Best strats for building an army fast to take out other is to find the breakpoints. By that, I mean find the tech to give you the best benefit, and strike while that's hot. So some common strategies:

1. Cuiraspy war. Bank EPs against an opponent. Depending on tech path, either build some knights before, or if not, be prepared to whip like crazy. You will regrow, but with 6 cities, whip each one every 4-5 turns, and after about 10-12 turns, you probably have 15 or more cuirassiers, which is probably enough to surprise a neighbour. Make sure your spies are in place, and strike.

2. Cannons. Cannons are murder on the field. And do you know what? They're cheap. And cheap to upgrade to. Build lots of trebs/grenadiers/musketmen/macemen/knights or whatever else you have. Tech to steel. Upgrade Trebs to cannons. Win. Even if you're facing riflemen, you can defeat them with mass cannons.

3. Drafted army. If you have the setup (high food town -> put Globe in there), you can draft an army really fast. This works well with the cannons setup above drafting a bunch of muskets to go with the cannons, or it also works with drafting riflemen (if you lack iron, then a Treb/Rifle war is pretty strong).

The big keys here is that the AI are dump. I've seen them avoid rifling until pretty late in the game. And without rifles, any of the above strats work really well.

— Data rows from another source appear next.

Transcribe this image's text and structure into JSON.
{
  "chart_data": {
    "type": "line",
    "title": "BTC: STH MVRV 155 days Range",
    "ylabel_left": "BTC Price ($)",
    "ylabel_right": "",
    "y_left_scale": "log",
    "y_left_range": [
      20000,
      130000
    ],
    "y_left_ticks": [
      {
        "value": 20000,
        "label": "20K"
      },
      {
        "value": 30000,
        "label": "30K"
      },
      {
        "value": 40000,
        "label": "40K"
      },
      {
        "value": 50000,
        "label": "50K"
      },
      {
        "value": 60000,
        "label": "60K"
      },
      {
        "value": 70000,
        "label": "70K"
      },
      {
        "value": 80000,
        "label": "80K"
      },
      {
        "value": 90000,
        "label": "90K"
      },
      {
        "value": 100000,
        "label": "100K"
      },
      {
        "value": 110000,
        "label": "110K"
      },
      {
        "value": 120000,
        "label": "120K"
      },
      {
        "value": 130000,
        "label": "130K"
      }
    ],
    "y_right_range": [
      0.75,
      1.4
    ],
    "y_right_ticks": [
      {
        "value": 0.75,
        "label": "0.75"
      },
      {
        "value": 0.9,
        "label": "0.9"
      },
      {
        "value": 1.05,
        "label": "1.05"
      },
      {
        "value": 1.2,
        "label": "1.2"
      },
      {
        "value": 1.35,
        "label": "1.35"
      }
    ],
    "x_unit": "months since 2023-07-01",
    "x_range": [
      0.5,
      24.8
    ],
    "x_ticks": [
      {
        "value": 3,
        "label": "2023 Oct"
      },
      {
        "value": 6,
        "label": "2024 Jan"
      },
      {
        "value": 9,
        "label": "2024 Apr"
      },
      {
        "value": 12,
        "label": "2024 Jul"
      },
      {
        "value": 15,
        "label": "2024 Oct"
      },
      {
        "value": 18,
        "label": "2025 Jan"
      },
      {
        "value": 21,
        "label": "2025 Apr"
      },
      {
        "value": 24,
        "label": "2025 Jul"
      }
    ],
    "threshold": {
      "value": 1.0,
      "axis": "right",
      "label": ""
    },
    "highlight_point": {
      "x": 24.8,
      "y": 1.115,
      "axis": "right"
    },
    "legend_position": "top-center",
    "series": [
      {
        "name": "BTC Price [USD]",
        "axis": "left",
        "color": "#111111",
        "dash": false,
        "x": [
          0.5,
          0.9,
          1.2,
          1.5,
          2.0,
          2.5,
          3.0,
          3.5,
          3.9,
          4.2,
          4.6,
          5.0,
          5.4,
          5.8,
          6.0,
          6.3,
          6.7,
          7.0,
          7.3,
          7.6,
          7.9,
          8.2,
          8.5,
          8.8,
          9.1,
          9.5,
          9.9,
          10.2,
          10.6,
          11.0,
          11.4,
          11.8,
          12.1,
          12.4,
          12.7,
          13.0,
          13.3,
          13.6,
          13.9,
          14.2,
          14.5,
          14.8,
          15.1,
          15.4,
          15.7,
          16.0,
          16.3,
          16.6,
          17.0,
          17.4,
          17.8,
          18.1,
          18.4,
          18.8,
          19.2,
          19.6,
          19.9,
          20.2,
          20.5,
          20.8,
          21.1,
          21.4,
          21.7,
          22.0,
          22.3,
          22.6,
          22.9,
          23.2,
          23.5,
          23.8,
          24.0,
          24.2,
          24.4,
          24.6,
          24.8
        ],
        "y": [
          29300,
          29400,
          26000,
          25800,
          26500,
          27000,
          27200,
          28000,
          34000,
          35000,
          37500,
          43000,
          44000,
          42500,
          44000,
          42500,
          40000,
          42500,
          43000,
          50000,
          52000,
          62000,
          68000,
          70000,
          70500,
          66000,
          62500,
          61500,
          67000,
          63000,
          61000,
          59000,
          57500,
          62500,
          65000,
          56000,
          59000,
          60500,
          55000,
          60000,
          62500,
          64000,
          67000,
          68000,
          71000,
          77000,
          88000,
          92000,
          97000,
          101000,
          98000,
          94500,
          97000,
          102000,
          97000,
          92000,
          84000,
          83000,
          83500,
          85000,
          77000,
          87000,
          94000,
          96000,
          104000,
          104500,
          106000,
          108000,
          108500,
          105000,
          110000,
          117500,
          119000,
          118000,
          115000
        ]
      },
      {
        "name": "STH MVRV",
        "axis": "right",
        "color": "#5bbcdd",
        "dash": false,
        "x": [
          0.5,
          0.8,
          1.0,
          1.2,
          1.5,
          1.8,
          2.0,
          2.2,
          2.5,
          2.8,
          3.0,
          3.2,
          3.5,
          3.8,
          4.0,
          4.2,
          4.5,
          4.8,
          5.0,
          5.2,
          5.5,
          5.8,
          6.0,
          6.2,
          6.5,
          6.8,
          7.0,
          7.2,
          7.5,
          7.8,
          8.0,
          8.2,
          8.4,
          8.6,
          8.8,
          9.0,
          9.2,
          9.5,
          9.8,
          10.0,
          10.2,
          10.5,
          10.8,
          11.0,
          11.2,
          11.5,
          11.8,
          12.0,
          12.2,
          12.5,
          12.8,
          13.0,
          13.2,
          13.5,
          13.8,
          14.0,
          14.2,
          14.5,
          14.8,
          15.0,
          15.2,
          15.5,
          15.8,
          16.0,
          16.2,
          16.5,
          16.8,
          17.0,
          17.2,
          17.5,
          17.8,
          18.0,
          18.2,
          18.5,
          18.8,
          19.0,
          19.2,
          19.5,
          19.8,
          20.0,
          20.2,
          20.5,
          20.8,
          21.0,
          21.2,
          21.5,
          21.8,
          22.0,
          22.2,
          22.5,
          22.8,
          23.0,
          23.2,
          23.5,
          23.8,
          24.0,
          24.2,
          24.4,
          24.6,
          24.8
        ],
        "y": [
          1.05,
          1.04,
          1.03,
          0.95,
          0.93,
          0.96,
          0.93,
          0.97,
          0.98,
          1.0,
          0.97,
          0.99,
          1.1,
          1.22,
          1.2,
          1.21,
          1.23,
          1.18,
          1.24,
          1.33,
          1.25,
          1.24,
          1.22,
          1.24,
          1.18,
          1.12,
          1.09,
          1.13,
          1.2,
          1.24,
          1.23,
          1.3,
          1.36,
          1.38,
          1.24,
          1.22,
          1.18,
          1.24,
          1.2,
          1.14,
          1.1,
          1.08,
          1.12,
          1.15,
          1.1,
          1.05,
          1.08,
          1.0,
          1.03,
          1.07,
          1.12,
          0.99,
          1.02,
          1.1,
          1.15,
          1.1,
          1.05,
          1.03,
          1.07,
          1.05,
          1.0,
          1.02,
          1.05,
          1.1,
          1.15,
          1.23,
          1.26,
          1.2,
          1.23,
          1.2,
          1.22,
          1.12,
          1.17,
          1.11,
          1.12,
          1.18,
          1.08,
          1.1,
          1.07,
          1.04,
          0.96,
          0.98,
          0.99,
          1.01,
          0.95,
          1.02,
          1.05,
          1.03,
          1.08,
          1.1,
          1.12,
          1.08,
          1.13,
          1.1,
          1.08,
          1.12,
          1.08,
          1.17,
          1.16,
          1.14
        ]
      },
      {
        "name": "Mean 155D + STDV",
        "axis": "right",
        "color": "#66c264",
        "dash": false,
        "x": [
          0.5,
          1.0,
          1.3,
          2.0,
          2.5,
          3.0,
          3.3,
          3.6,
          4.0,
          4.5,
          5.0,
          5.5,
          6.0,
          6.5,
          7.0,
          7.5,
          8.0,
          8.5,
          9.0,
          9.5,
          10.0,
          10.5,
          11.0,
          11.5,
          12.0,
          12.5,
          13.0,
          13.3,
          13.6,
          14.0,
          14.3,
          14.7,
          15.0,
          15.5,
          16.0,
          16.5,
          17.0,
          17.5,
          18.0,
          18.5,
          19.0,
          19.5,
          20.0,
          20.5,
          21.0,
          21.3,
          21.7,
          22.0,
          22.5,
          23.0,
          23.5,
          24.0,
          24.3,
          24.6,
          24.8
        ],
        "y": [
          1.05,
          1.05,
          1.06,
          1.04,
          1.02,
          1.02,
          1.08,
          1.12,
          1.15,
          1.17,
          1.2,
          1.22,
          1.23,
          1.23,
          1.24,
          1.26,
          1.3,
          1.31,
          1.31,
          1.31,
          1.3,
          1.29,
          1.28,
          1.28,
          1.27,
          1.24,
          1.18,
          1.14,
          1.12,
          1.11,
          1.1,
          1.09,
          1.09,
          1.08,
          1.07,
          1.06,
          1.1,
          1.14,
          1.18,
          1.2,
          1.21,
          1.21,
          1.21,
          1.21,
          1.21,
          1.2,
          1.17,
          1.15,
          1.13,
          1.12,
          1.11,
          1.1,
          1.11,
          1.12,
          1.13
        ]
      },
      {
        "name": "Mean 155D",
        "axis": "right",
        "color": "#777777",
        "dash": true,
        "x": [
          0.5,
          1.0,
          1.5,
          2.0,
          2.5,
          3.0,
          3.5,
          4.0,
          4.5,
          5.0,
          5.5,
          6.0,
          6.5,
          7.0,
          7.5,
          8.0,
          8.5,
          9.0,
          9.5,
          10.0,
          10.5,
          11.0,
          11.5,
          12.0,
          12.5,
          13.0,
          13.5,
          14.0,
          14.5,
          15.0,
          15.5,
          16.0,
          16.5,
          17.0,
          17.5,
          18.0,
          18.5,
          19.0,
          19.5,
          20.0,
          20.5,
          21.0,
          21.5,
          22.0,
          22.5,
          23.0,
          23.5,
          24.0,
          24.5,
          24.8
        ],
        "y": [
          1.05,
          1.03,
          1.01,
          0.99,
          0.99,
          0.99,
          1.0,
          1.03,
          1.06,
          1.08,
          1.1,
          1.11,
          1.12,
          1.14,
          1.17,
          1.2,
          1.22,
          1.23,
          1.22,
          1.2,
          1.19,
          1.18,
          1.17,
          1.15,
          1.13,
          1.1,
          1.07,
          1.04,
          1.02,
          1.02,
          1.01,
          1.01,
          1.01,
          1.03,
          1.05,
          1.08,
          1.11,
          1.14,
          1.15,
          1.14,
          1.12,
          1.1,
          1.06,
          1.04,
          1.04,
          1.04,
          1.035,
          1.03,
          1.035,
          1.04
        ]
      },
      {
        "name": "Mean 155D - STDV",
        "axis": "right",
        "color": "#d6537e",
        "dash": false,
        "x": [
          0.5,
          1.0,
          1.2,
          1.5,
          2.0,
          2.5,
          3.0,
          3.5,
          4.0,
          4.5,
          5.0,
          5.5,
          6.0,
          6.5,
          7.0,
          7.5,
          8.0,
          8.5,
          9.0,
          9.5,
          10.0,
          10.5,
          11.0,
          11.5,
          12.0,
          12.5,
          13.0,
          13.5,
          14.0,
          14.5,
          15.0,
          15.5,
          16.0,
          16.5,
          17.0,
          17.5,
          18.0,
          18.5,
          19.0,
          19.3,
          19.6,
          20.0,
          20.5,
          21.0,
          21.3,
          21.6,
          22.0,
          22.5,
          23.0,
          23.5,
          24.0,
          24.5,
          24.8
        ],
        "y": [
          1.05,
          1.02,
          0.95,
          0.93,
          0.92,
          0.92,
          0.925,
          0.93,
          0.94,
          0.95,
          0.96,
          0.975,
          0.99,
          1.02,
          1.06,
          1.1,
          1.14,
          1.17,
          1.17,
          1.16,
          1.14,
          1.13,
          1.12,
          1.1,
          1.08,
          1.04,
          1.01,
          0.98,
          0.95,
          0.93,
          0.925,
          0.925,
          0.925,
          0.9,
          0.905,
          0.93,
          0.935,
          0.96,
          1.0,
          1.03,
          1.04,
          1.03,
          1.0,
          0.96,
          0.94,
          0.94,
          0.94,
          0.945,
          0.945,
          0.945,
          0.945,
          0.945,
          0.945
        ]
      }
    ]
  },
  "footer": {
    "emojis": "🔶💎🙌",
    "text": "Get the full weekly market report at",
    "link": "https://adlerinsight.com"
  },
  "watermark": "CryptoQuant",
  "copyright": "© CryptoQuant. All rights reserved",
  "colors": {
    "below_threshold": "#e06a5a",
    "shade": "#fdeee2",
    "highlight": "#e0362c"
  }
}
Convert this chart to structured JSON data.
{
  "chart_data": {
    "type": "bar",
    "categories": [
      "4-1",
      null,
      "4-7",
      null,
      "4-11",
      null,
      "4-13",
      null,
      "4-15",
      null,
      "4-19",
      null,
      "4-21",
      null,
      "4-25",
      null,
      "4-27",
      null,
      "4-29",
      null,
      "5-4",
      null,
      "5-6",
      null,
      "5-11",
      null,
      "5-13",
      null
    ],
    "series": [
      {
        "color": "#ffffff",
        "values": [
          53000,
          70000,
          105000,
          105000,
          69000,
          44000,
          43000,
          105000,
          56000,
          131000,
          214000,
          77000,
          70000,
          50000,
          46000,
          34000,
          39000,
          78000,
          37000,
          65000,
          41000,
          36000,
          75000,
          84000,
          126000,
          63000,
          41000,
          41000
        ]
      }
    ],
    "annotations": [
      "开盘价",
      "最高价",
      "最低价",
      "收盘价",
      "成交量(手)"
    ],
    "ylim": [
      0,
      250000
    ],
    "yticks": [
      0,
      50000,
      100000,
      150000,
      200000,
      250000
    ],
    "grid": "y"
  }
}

The key is to whip and draft like there's no tomorrow, since, as you are well aware, if you don't strike early, there is no tomorrow. Another big thing that helps is to take your intended target, and either bribe someone else to war with them a few turns before you attack, or bribe them to war with someone else. They'll send their big stacks to get slaughtered, and then you can go in for the kill. Just be careful that they don't vassal to someone else, but it can definitely help in some instances.